Worauf muss sich das Handwerk einstellen?

Dirk G. Müller, der mit seinem Beratungsunternehmen DMConsulting als Partner des BIV den Betriebsvergleich durchgeführt hatte, hielt in Rostock einen Vortrag über „Strategische Entwicklungen und Tendenzen in der Kälte-/Klima-Branche“. Seine Erkenntnisse, dass es zunehmende Anforderungen an die Dokumentation gebe, dass nationale und internationale Regularien das Geschäft schwieriger machten, dass die Digitalisierung auch im Handwerk verstärkt Einzug halte und dass es schwieriger werde, qualifiziertes Personal oder einen Betriebsnachfolger zu finden, waren zwar alle richtig, boten aber keine wirklich neuen Erkenntnisse. Das weiß jeder, der einen Handwerksbetrieb führt, aus eigener Erfahrung. Spannender war dann die nachfolgende Diskussion der BIV-Mitglieder, die die recht oberflächlich gehaltenen Thesen von Herrn Müller mit Leben und konkreten Beispielen füllten. So berichtete z.B. ein Delegierter zum Thema Fachkräftemangel, dass er zu manchen Kunden, vor allem aus der Industrie, nur Monteure schicken würde, die älter seien als 50 Jahre. „Ansonsten werden die mir gleich abgeworben.“ Wettbewerb verspüre man aber nicht nur, was die Fachkräfte betrifft; andere Player aus dem SHK- bzw. Facility Management-Bereich würden vermehrt versuchen, im lukrativen Kälte- und Klimamarkt Aufträge zu generieren. Andere berichteten von ihren oft negativen Erfahrungen im Lehrlingsmarkt. Hier sei zunehmend Kreativität gefragt und man müsse neue Wege beschreiten, um junge Leute für unsere Branche zu begeistern, bzw. sie ihnen überhaupt erst bekannt zu machen. Heribert Baumeister schlug u.a. vor, dass man sich stärker an Hochschulen engagieren sollte, um Abbrecher bzw. Unzufriedene in technischen Studiengängen „in die Kälte zu locken“. Weitere Ideen würden sicher auch auf dem N.I.K.K.I-Workshop des ZVKKW im September erarbeitet, kündigte ZVKKW-Geschäftsführer Dr. Matthias Schmitt an. Dabei handelt es sich um die Nachwuchsinitiative Kälte-Klima-Branche, die vom Zentralverband Kälte Klima Wärmepumpen (www.zvkkw.de) initiiert wurde.

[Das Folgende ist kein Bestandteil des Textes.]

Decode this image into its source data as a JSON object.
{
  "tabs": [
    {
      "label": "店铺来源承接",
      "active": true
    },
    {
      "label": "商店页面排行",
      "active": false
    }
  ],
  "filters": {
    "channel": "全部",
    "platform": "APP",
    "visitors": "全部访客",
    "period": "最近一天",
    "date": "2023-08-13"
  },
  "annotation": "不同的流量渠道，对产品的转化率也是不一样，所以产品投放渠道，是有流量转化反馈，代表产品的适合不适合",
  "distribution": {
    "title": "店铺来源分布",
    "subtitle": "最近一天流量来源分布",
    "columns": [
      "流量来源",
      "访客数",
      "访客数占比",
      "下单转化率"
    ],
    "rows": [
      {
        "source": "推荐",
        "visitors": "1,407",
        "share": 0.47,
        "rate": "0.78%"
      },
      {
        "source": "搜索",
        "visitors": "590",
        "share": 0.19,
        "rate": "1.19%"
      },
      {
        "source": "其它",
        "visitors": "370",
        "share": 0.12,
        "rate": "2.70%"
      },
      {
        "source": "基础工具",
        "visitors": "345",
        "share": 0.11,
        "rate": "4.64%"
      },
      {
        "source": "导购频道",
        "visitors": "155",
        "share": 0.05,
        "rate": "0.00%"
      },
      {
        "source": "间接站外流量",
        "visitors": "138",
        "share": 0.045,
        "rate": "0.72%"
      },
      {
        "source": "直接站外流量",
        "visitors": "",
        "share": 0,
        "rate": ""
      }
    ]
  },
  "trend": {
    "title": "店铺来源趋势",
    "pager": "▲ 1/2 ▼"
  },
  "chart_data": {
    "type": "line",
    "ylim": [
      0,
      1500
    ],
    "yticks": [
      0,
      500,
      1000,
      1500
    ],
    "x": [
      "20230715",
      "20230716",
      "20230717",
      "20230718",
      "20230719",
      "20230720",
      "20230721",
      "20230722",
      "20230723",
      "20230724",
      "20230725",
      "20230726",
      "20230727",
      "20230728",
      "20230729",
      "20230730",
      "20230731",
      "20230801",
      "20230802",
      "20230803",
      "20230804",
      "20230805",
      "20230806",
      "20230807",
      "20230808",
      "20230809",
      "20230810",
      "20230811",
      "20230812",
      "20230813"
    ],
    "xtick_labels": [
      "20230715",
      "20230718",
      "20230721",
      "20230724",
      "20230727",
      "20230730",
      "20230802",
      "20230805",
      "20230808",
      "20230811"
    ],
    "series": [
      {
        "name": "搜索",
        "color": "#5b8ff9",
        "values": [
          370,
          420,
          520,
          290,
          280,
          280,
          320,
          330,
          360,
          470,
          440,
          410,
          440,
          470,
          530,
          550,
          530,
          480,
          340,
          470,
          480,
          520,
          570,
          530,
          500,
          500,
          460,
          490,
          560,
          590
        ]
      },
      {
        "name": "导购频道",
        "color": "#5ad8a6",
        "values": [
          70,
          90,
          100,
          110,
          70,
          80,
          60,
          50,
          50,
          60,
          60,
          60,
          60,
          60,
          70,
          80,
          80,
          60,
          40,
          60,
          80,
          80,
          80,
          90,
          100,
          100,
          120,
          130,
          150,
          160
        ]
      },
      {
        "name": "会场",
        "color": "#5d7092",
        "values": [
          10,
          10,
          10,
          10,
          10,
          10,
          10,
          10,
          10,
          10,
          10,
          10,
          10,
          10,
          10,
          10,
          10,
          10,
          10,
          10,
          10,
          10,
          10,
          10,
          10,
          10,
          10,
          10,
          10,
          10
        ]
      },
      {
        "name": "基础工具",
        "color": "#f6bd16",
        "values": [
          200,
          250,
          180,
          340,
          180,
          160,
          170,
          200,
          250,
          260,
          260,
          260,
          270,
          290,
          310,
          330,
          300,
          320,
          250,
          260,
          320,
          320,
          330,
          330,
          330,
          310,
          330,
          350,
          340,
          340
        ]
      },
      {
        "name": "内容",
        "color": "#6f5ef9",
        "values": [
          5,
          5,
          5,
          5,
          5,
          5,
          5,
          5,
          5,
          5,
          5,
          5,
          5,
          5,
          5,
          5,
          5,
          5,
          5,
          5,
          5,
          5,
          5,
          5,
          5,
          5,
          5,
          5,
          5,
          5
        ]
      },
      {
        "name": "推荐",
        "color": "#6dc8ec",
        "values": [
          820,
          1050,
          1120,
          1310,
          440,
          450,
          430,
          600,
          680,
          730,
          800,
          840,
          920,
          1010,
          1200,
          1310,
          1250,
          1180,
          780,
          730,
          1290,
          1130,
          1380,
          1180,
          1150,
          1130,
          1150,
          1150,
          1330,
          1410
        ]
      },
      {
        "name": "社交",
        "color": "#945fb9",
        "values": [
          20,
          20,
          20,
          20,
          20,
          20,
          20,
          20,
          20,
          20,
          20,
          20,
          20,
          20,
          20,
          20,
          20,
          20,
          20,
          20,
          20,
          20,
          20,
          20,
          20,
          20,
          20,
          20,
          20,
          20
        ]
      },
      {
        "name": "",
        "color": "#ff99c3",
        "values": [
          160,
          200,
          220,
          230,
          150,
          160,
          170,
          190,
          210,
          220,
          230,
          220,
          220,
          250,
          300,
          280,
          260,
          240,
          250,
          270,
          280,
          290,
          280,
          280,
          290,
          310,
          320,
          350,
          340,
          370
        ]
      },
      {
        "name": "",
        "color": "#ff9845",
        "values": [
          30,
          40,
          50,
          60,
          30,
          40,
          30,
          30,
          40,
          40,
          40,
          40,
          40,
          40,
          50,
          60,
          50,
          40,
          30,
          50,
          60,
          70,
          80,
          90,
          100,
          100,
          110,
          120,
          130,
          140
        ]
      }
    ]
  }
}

BAFA-Förderung in der Kritik

Ein weiteres heißes Thema der Mitgliederversammlung war die BAFA-Förderung von Kälteanlagen. Die Förderrichtlinien haben sich Anfang 2017 verändert, ohne dass im Vorfeld Branchenverbände wie BIV oder VDKF gehört oder um Rat gefragt worden seien. Im Nachhinein tauchen nun zahlreiche Fragen auf und es werden Ungereimtheiten – manche würden es auch als Ungerechtigkeiten bezeichnen – festgestellt. BIV und VDKF seien mit der BAFA in Kontakt und würden versuchen, die Fragen zu klären. Die Zusammenarbeit gestalte sich aber schwierig. Einer der Knackpunkte ist z.B., dass es keinen prozentualen Zuschuss mehr zur Bausumme gebe, sondern dass die Kälteleistung als Berechnungsgrundlage herangezogen werde. Seien früher je nach Projekt bis zu 20 % der Investitionssumme als Förderung gewährt worden, käme man heute für das gleiche Projekt nur noch auf magere 7 % BAFA-Förderung. Die 20 % Förderung seien in vielen Fällen aber das Zünglein an der Waage gewesen, um einen Betreiber von einer kostenintensiveren, aber energetisch besseren und damit umweltschonenderen Anlagentechnik zu überzeugen. Dieses Argument falle nun weg. Warum Ammoniakanlagen doppelt so hohe Förderungen erhielten wie CO2-Anlagen, oder warum ein- und dieselbe Anlage bei einem Supermarkt viermal so viel Förderung erhalte wie bei einem Metzger, erschließe sich dem Fachmann ebenfalls nicht. Zumal der Supermarktbereich eigentlich gar nicht mehr gefördert werden müsse, weil die Betreiber eh schon auf natürliche Kältemittel und auf größtmögliche Energieeffizienz setzen würden. „Die BAFA-Förderung ist ein Thema, bei dem BIV und VDKF unter Beweis stellen können, dass sie gemeinsam etwas bewegen können“, konstatierte Heribert Baumeister. Man darf gespannt sein, ob er sich damit nicht auf ein zu schwieriges Parkett gewagt hat, um die Schlagkraft der „Bonner Stimme“ unter Beweis zu stellen.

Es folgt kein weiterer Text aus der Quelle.